The trigger event relied on was that the land in question had been identified in a development plan document for potential development. The landowner asserted that two policy documents forming part of the Wiltshire Core Strategy 2015 identified the land for potential development.

Both the High Court and the Court of Appeal found the land had been identified as suitable for development. The County Council should not have accepted the application for registration and the registration should be cancelled.

  • Practical tip: certain statutory trigger events can prevent land being registered as a town or village green (TVG)
  • Practical tip: these can provide some relief for landowners from the risk of their land being registered, and therefore rendered undevelopable
  • Practical tip: for further advice on TVGs, contact Mark Brown in our Milton Keynes office

Property Litigation

Lease renewals: redevelopment ground

L owned an airfield, which was occupied by various business tenants whose tenancies have security of tenure under the Landlord & Tenant Act 1954. L sought to terminate the leases on the redevelopment ground (Ground f). The proposed scheme involved demolishing some of the buildings occupied so L could promote the site for residential development, and the demolition works required planning permission.

The tenants applied for new leases and the Court had to consider L’s chances of getting planning permission. L had indicated that even if the residential development did not ultimately go ahead, it would promote the site for other commercial uses such as vehicle storage, car parking and driver training and would not return the buildings to aviation-related use. The Court found that L had a reasonable chance of obtaining planning permission for the demolition works to facilitate the residential development, so the tenants were not granted new leases.

  • Practical tip: landlords must be able to show the courts they have a firm and settled intention to carry out works of redevelopment when seeking to regain possession of property occupied by a tenant with security of tenure
  • Practical tip: landlords must be ready to go with any redevelopment works on the termination of the tenancy; if the proposals are more long-term, the courts might not be persuaded that Ground f has been made out
  • Practical tip: any intended development must be a legally viable proposition and if planning permission is needed, there must be a reasonable chance of a landlord obtaining it – the courts will take account of both local planning policy and the NPPF


Judicial review: errors in a planning permission

Two companies (TH and THH) owned competing wedding and function venues. TH obtained planning permission to erect three marquees on its land. Due to a clerical error, the permission was unconditional – in fact, it should have been limited to a period of five years. TH was aware of the mistake, but chose to keep quiet.

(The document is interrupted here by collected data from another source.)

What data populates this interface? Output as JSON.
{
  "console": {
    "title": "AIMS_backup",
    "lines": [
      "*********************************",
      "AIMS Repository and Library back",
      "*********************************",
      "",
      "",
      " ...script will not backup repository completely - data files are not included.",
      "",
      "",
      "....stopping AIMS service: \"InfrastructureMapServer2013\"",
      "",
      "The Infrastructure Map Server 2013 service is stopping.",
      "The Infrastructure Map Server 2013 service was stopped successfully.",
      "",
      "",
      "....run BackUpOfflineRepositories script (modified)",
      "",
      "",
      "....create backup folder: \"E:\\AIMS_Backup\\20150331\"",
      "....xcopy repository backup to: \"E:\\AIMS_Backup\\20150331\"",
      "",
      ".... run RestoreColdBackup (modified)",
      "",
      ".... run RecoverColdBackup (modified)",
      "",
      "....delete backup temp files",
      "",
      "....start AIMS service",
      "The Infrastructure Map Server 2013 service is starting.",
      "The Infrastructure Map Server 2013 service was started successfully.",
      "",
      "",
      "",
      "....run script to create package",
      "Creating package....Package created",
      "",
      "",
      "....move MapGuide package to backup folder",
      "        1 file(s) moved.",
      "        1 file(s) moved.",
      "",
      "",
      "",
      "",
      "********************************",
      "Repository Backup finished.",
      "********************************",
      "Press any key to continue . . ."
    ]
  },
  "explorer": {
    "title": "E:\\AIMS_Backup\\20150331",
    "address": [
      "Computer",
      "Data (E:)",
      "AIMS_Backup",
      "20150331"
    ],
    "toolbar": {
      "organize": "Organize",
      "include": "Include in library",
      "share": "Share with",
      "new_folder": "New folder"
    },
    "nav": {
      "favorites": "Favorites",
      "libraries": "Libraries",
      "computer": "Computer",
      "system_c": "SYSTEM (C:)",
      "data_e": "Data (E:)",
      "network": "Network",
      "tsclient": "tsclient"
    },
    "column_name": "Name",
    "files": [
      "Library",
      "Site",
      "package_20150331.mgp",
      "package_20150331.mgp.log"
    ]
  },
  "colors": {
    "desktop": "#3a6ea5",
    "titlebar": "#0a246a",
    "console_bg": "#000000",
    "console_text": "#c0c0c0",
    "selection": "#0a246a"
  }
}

Some five and a half years later, THH became aware of the mistake and successfully applied to the High Court to have the permission quashed. TH appealed on the basis that THH’s application was well outside the six-week time limit for judicial review and the Court should not have extended the time for the claim to be brought.

TH’s appeal was dismissed.

  • Practical tip: it is unusual for extensions to the time limit to be granted, unless there are special circumstances
  • Practical tip: the courts will take account of whether the recipient of the permission has suffered any hardship as a result of the delay in challenging the permission
  • Practical tip: don’t seek to take advantage of clerical errors and, where you become aware of issues with a planning permission granted to a third party which may adversely affect you, take action as soon as possible

The content of this page is a summary of the law in force at the present time and is not exhaustive, nor does it contain definitive advice. Specialist legal advice should be sought in relation to any queries that may arise.